Alla famiglia Malatesta appartennero, per nascita o per acquisizione, non solo donne inquiete e pass

Donne di polso

Alla famiglia Malatesta appartennero, per nascita o per acquisizione, non solo donne inquiete e passionali, ma donne fiere ed energiche, che seppero, all'occorrenza, governare e battersi. Tale fu Gentile Malatesta, figlia di Galeotto e Gentile di Varano e moglie di Gian Galeazzo Manfredi, signore di Faenza. Nel 1417, rimasta vedova con sei figli, assunse la reggenza e riuscì, alternando la prudenza e la forza, ad estendere i propri domini. Nel 1424 - scrive Cavalcanti nelle Historie fiorentine - "Madonna Gentile abbassò l'ago ed il fuso per battere le terre toscane ed assalire Modigliana"; l'esito dell'impresa fu sfortunato, ma colpì la fantasia dei Fiorentini, che l'accostarono a Pantasilea, regina delle Amazzoni.

Tale fu Margherita Malatesta, figlia naturale di Sigismondo e Vannetta de' Toschi e moglie di Carlo Fortebraccio, signore di Montone. Nel 1477, assente il marito, Federico da Montefeltro assediò Montone; Margherita resistette cinquantadue giorni, poi si arrese al fratello Roberto (da cui - si è vociferato - sarà strozzata) e tornò a Rimini, portando con sè 6000 fiorini d'oro.

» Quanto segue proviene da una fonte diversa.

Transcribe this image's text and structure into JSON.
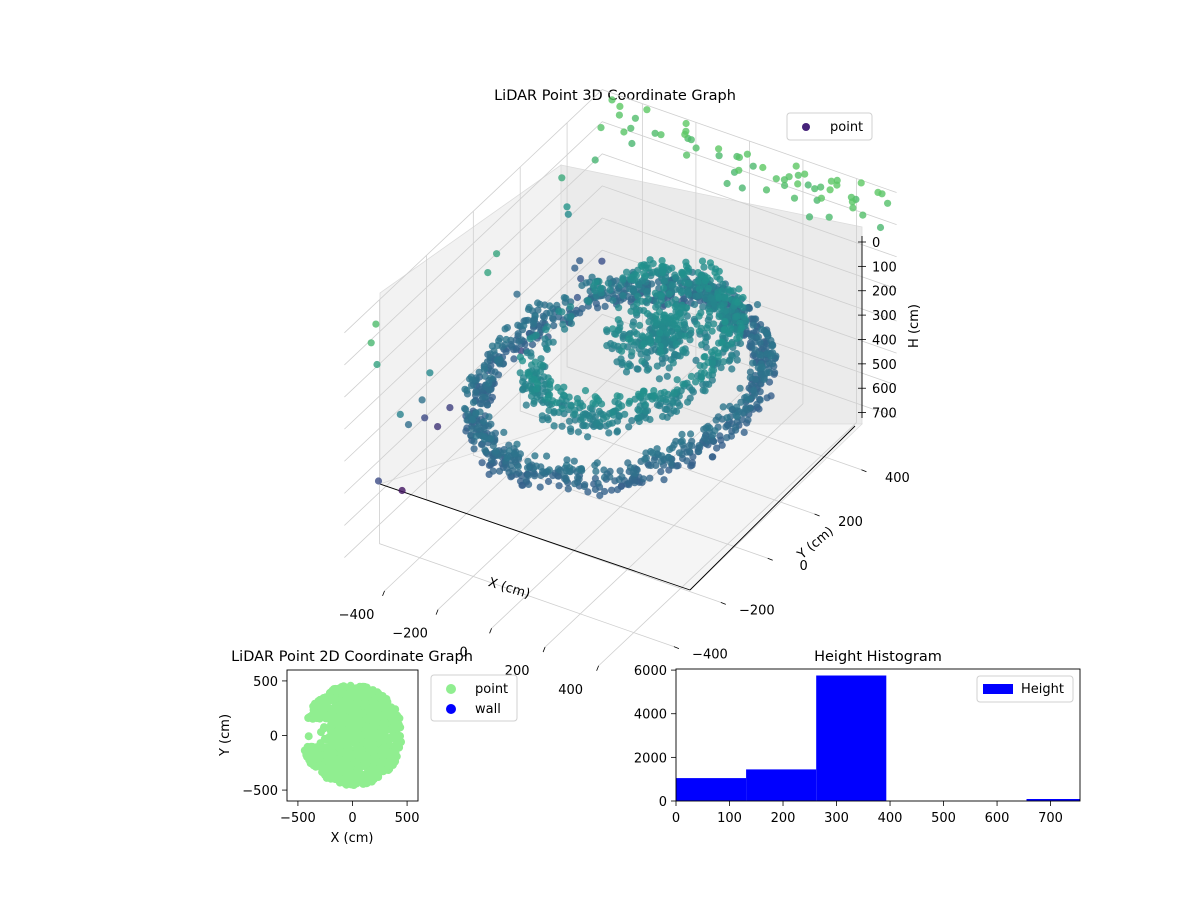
{
  "chart_data": [
    {
      "type": "scatter",
      "title": "LiDAR Point 3D Coordinate Graph",
      "xlabel": "X (cm)",
      "ylabel": "Y (cm)",
      "zlabel": "H (cm)",
      "xlim": [
        -550,
        550
      ],
      "ylim": [
        -550,
        550
      ],
      "zlim": [
        0,
        760
      ],
      "z_axis_inverted": true,
      "x_ticks": [
        "−400",
        "−200",
        "0",
        "200",
        "400"
      ],
      "y_ticks": [
        "−400",
        "−200",
        "0",
        "200",
        "400"
      ],
      "z_ticks": [
        "0",
        "100",
        "200",
        "300",
        "400",
        "500",
        "600",
        "700"
      ],
      "legend": [
        "point"
      ],
      "legend_position": "top-right",
      "colormap": "viridis",
      "series_color": "#46237a",
      "approx_point_count": 9000,
      "groups": [
        {
          "shape": "outer ring",
          "x_range": [
            -500,
            420
          ],
          "y_range": [
            -450,
            450
          ],
          "height_range": [
            330,
            420
          ]
        },
        {
          "shape": "inner partial ring with gap toward -X",
          "x_range": [
            -350,
            300
          ],
          "y_range": [
            -300,
            350
          ],
          "height_range": [
            230,
            320
          ]
        },
        {
          "shape": "sparse wall points",
          "x_range": [
            -550,
            550
          ],
          "y_range": [
            -550,
            550
          ],
          "height_range": [
            0,
            700
          ]
        }
      ]
    },
    {
      "type": "scatter",
      "title": "LiDAR Point 2D Coordinate Graph",
      "xlabel": "X (cm)",
      "ylabel": "Y (cm)",
      "xlim": [
        -600,
        600
      ],
      "ylim": [
        -600,
        600
      ],
      "x_ticks": [
        "−500",
        "0",
        "500"
      ],
      "y_ticks": [
        "500",
        "0",
        "−500"
      ],
      "legend": [
        "point",
        "wall"
      ],
      "legend_position": "right-outside",
      "series": [
        {
          "name": "point",
          "color": "#90ee90",
          "shape": "filled disc",
          "radius": 450,
          "gap_x_range": [
            -600,
            -200
          ],
          "gap_y_range": [
            -100,
            150
          ]
        },
        {
          "name": "wall",
          "color": "#0000ff"
        }
      ]
    },
    {
      "type": "bar",
      "title": "Height Histogram",
      "xlabel": "",
      "ylabel": "",
      "legend": [
        "Height"
      ],
      "legend_position": "top-right",
      "color": "#0000ff",
      "xlim": [
        0,
        755
      ],
      "ylim": [
        0,
        6050
      ],
      "x_ticks": [
        "0",
        "100",
        "200",
        "300",
        "400",
        "500",
        "600",
        "700"
      ],
      "y_ticks": [
        "0",
        "2000",
        "4000",
        "6000"
      ],
      "bins": [
        {
          "x0": 0,
          "x1": 131,
          "count": 1050
        },
        {
          "x0": 131,
          "x1": 262,
          "count": 1450
        },
        {
          "x0": 262,
          "x1": 393,
          "count": 5750
        },
        {
          "x0": 393,
          "x1": 524,
          "count": 0
        },
        {
          "x0": 524,
          "x1": 655,
          "count": 0
        },
        {
          "x0": 655,
          "x1": 786,
          "count": 90
        }
      ]
    }
  ]
}
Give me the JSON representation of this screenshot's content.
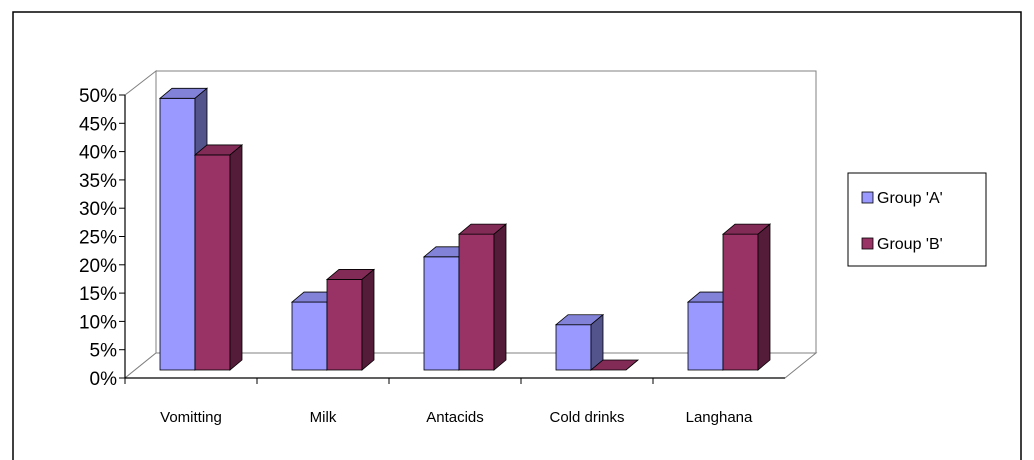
{
  "chart_data": {
    "type": "bar",
    "categories": [
      "Vomitting",
      "Milk",
      "Antacids",
      "Cold drinks",
      "Langhana"
    ],
    "series": [
      {
        "name": "Group 'A'",
        "values": [
          48,
          12,
          20,
          8,
          12
        ],
        "color": "#9999ff"
      },
      {
        "name": "Group 'B'",
        "values": [
          38,
          16,
          24,
          0,
          24
        ],
        "color": "#993366"
      }
    ],
    "yticks": [
      "0%",
      "5%",
      "10%",
      "15%",
      "20%",
      "25%",
      "30%",
      "35%",
      "40%",
      "45%",
      "50%"
    ],
    "ylim": [
      0,
      50
    ],
    "legend_position": "right",
    "grid": false,
    "style": "3d-clustered-column"
  }
}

E tale fu Isotta, l'amante bambina del signore di Rimini che diverrà sua moglie contro ogni convenienza umana e, soprattutto, politica e dinastica. Figlia di Francesco degli Atti, ricco mercante e cambiatore, Isotta nacque a Rimini alla fine del 1432 o al principio del 1433; le fu imposto il nome della madre, morta nel darla alla luce. Nel 1445, alla tenera età di dodici o tredici anni, fu notata e corteggiata da Sigismondo Pandolfo Malatesta, che la conquisterà nel 1446. Nel 1447 ebbe il suo primo figlio, Giovanni, che morì in fasce.

Nel 1449, dopo la morte della seconda moglie, Polissena Sforza, Sigismondo volle rendere pubblica la sua relazione con Isotta, che i rimatori e gli artisti di corte si affrettarono a celebrare: la donna del signore fu ritratta da pittori, scultori e medaglisti e cantata, in latino e in volgare, da numerosi poeti e dallo stesso Sigismondo, in insoliti panni petrarcheschi. Il prodotto più alto e caratteristico di questa che Aldo Francesco Massera ha chiamato "letteratura isottea" è il Liber Isottaeus, composto da Basinio di Parma e Tobia dal Borgo. L'unione fu regolarizzata dal matrimonio, celebrato in forma privata intorno al 1456. Oltre a Giovanni, Sigismondo e Isotta ebbero altri figli e figlie, tutti morti in tenera età ad eccezione di Antonia, di cui abbiamo detto. Poco si sa della vita di Isotta negli anni del declino del principe. Alla morte di Sigismondo, nel 1468, Isotta assunse il governo della città insieme col figliastro Sallustio e tentò inutilmente un accordo con Roberto. Questi nel 1469 ordinò l'uccisione di Sallustio e conquistò la signoria. Lasciato prudentemente il palazzo, Isotta morirà nel 1474 e sarà sepolta con tutti gli onori nel Tempio Malatestiano, che già i contemporanei volevano costruito in suo omaggio.